The response to these tools has been outstanding. From March through Sept. 6, 2020, more than 123,000 app-driven interactions have taken place through the chatbot, with over 42,500 chats related to the COVID-19 outbreak. Nearly 79,000 patients have received help through the COVID nurse hotline and another 2,750 patients have been served through the Pandemic Health Worker Program.
Three years ago, OSF Healthcare formed a multidisciplinary team to create a digital strategy road map for the system, with AI adoption being an area of focus. Among the projects that the health system sought to implement quickly, an AI chatbot rose to the top due to its potential for high impact.
“Had we not already had the foundation, the vendor relationships, the team and the structure in place to digitally respond to the pandemic, we would have never been able to go live with a COVID AI symptom tracker chatbot within a 72-hour window,” says Jennifer Junis, RN, MSN, senior vice president, OSF HealthCare Saint Gabriel Digital Health. “Had we not invested in our contact center technology, we wouldn’t have been able to come up with a COVID nurse hotline.
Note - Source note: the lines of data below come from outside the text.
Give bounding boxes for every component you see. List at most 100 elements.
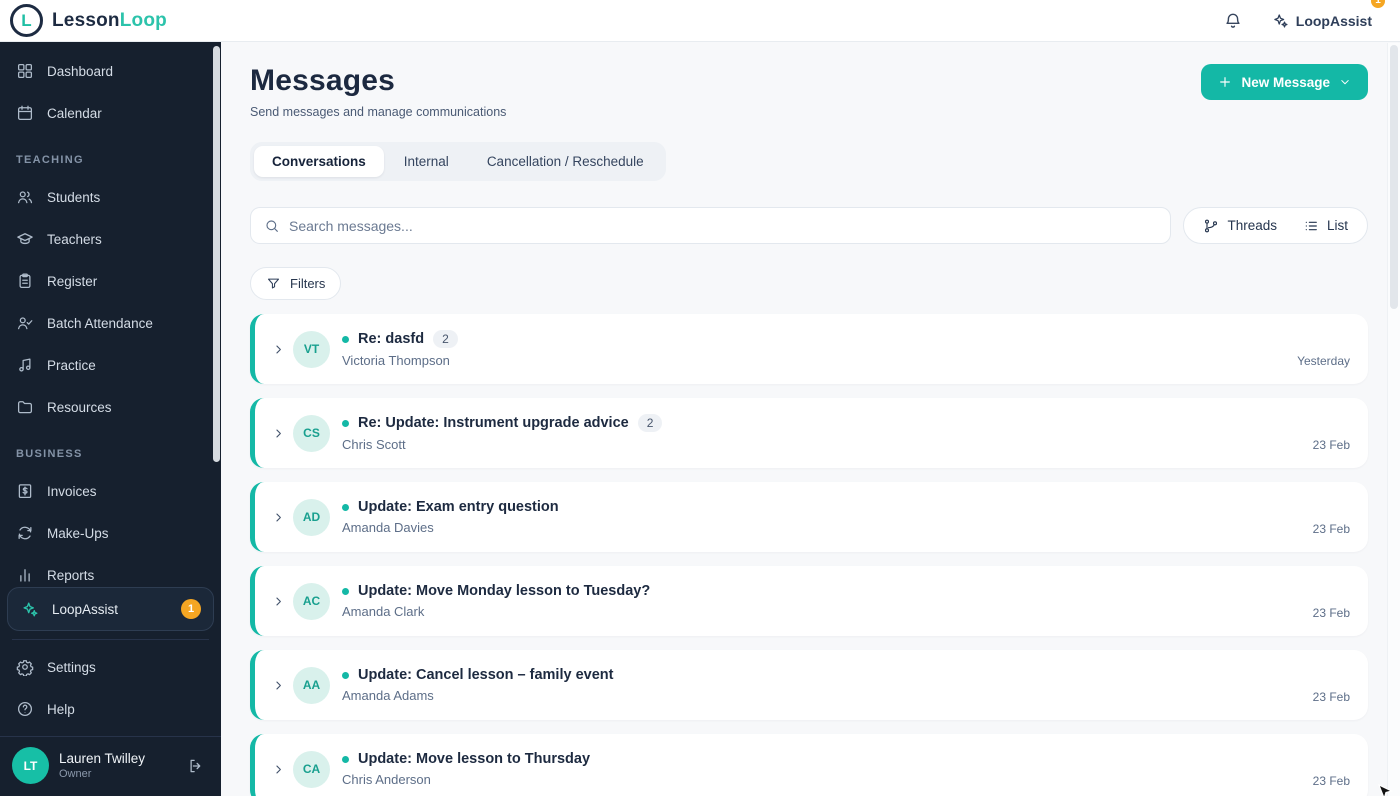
avatar: CS xyxy=(293,414,330,452)
sidebar-item-label: Settings xyxy=(47,659,96,675)
sidebar-item-invoices[interactable]: Invoices xyxy=(0,470,221,512)
sidebar-item-dashboard[interactable]: Dashboard xyxy=(0,50,221,92)
unread-dot-icon xyxy=(342,503,349,511)
sidebar-item-calendar[interactable]: Calendar xyxy=(0,92,221,134)
chevron-right-icon[interactable] xyxy=(267,426,289,441)
message-row[interactable]: CA Update: Move lesson to Thursday Chris A… xyxy=(250,734,1368,796)
sidebar-section-label: TEACHING xyxy=(16,154,84,166)
message-row[interactable]: VT Re: dasfd 2 Victoria Thompson Yesterday xyxy=(250,314,1368,384)
user-profile[interactable]: LT Lauren Twilley Owner xyxy=(0,736,221,796)
plus-icon xyxy=(1217,74,1233,90)
loopassist-sidebar-label: LoopAssist xyxy=(52,601,119,617)
loopassist-header-button[interactable]: LoopAssist 1 xyxy=(1269,0,1387,34)
search-input[interactable] xyxy=(289,217,1158,234)
sidebar-item-label: Register xyxy=(47,273,98,289)
message-tabs: Conversations Internal Cancellation / Resc… xyxy=(250,142,666,181)
page-title: Messages xyxy=(250,64,396,97)
sidebar-item-resources[interactable]: Resources xyxy=(0,386,221,428)
message-sender: Amanda Davies xyxy=(342,520,434,535)
calendar-icon xyxy=(16,104,34,122)
list-icon xyxy=(1303,218,1319,234)
avatar: CA xyxy=(293,750,330,788)
message-row[interactable]: AC Update: Move Monday lesson to Tuesday?… xyxy=(250,566,1368,636)
tab-internal[interactable]: Internal xyxy=(386,146,467,177)
search-box[interactable] xyxy=(250,207,1172,244)
chevron-right-icon[interactable] xyxy=(267,678,289,693)
message-subject: Update: Move Monday lesson to Tuesday? xyxy=(358,583,651,599)
message-date: 23 Feb xyxy=(1312,522,1350,536)
message-date: 23 Feb xyxy=(1312,690,1350,704)
help-icon xyxy=(16,700,34,718)
page-scrollbar[interactable] xyxy=(1387,43,1400,796)
unread-dot-icon xyxy=(342,671,349,679)
message-row[interactable]: AD Update: Exam entry question Amanda Davi… xyxy=(250,482,1368,552)
message-count-badge: 2 xyxy=(637,414,663,432)
sidebar-item-loopassist[interactable]: LoopAssist 1 xyxy=(7,587,214,631)
sidebar-nav: Dashboard Calendar TEACHING Students Teacher… xyxy=(0,42,221,602)
view-toggle: Threads List xyxy=(1183,207,1368,244)
user-name: Lauren Twilley xyxy=(59,751,146,766)
chevron-right-icon[interactable] xyxy=(267,510,289,525)
folder-icon xyxy=(16,398,34,416)
chevron-right-icon[interactable] xyxy=(267,342,289,357)
page-subtitle: Send messages and manage communications xyxy=(250,105,507,119)
loopassist-header-badge: 1 xyxy=(1369,0,1387,10)
avatar: LT xyxy=(12,747,49,784)
brand-name-primary: Lesson xyxy=(52,9,120,31)
message-date: 23 Feb xyxy=(1312,438,1350,452)
sidebar-item-label: Teachers xyxy=(47,231,102,247)
message-row[interactable]: AA Update: Cancel lesson – family event Am… xyxy=(250,650,1368,720)
new-message-button[interactable]: New Message xyxy=(1201,64,1368,100)
message-row[interactable]: CS Re: Update: Instrument upgrade advice 2… xyxy=(250,398,1368,468)
sidebar-bottom: LoopAssist 1 Settings Help LT Lauren Twi… xyxy=(0,583,221,796)
logo-letter: L xyxy=(21,10,32,30)
avatar: AC xyxy=(293,582,330,620)
user-check-icon xyxy=(16,314,34,332)
sidebar-item-make-ups[interactable]: Make-Ups xyxy=(0,512,221,554)
unread-dot-icon xyxy=(342,335,349,343)
message-subject: Re: Update: Instrument upgrade advice xyxy=(358,415,629,431)
message-list: VT Re: dasfd 2 Victoria Thompson Yesterday CS… xyxy=(250,314,1368,796)
sparkles-icon xyxy=(20,600,39,619)
scrollbar-thumb[interactable] xyxy=(1390,45,1398,309)
sidebar-divider xyxy=(12,639,209,640)
sidebar-item-batch-attendance[interactable]: Batch Attendance xyxy=(0,302,221,344)
sidebar-item-practice[interactable]: Practice xyxy=(0,344,221,386)
notification-bell-icon[interactable] xyxy=(1223,11,1243,31)
avatar: VT xyxy=(293,330,330,368)
message-count-badge: 2 xyxy=(433,330,458,348)
loopassist-header-label: LoopAssist xyxy=(1295,12,1372,29)
brand-logo[interactable]: L LessonLoop xyxy=(10,4,167,37)
sidebar-item-label: Reports xyxy=(47,567,95,583)
chevron-down-icon xyxy=(1338,75,1352,89)
user-role: Owner xyxy=(59,768,92,780)
chevron-right-icon[interactable] xyxy=(267,762,289,777)
filters-button[interactable]: Filters xyxy=(250,267,342,300)
view-toggle-threads[interactable]: Threads xyxy=(1190,211,1290,241)
unread-dot-icon xyxy=(342,587,349,595)
message-sender: Amanda Clark xyxy=(342,604,425,619)
sidebar-item-help[interactable]: Help xyxy=(0,688,221,730)
view-toggle-label: List xyxy=(1326,218,1348,233)
sidebar-item-students[interactable]: Students xyxy=(0,176,221,218)
tab-cancellation-reschedule[interactable]: Cancellation / Reschedule xyxy=(469,146,662,177)
message-subject: Re: dasfd xyxy=(358,331,425,347)
view-toggle-list[interactable]: List xyxy=(1290,211,1361,241)
sidebar-item-settings[interactable]: Settings xyxy=(0,646,221,688)
invoice-icon xyxy=(16,482,34,500)
sidebar-item-register[interactable]: Register xyxy=(0,260,221,302)
sidebar-item-label: Invoices xyxy=(47,483,97,499)
message-sender: Victoria Thompson xyxy=(342,353,450,368)
sidebar-item-label: Dashboard xyxy=(47,63,114,79)
sidebar-item-label: Students xyxy=(47,189,101,205)
sidebar-item-label: Practice xyxy=(47,357,96,373)
chevron-right-icon[interactable] xyxy=(267,594,289,609)
sidebar-item-teachers[interactable]: Teachers xyxy=(0,218,221,260)
sidebar-scrollbar[interactable] xyxy=(213,46,220,462)
threads-icon xyxy=(1203,218,1219,234)
main-content: Messages Send messages and manage commun… xyxy=(221,42,1400,796)
sidebar: Dashboard Calendar TEACHING Students Teacher… xyxy=(0,42,221,796)
tab-conversations[interactable]: Conversations xyxy=(254,146,384,177)
sidebar-item-label: Batch Attendance xyxy=(47,315,153,331)
logout-icon[interactable] xyxy=(187,757,205,775)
Without some of the digital tools that we had invested in before the pandemic, we wouldn’t be able to respond digitally on such a large scale — and that would have had a negative impact on our facilities as well as our communities.”
The AI readiness of large health systems varies by organization. For Banner Health, which has explored AI for clinical and operational initiatives on a case-by-case basis, COVID-19 presented opportunities to further leverage existing AI solutions that were implemented prior to the pandemic, such as an online symptom checker, an ED chatbot that keeps patients informed throughout their visit and intelligent automation in revenue cycle. For example, use of robotic process automation (RPA) to ensure COVID-19 claims were not balance billed saved 1,500 man hours while ensuring compliance with federal and state regulations, including the CARES Act. Now, the health system is establishing an internal center of excellence for RPA, with two initiatives that are set to save more than 20,000 man hours through the end of 2020.
“I don’t think the pandemic has caused us to say, ‘Wow, we should use AI more deeply because of what we’ve learned during the pandemic,’” says Anthony Frank, senior vice president, finance, Banner Health. “However, we do have the ability to make decisions faster because of the pandemic, including around AI. If AI is the right solution to solve a problem, we might be more inclined to pull the trigger.”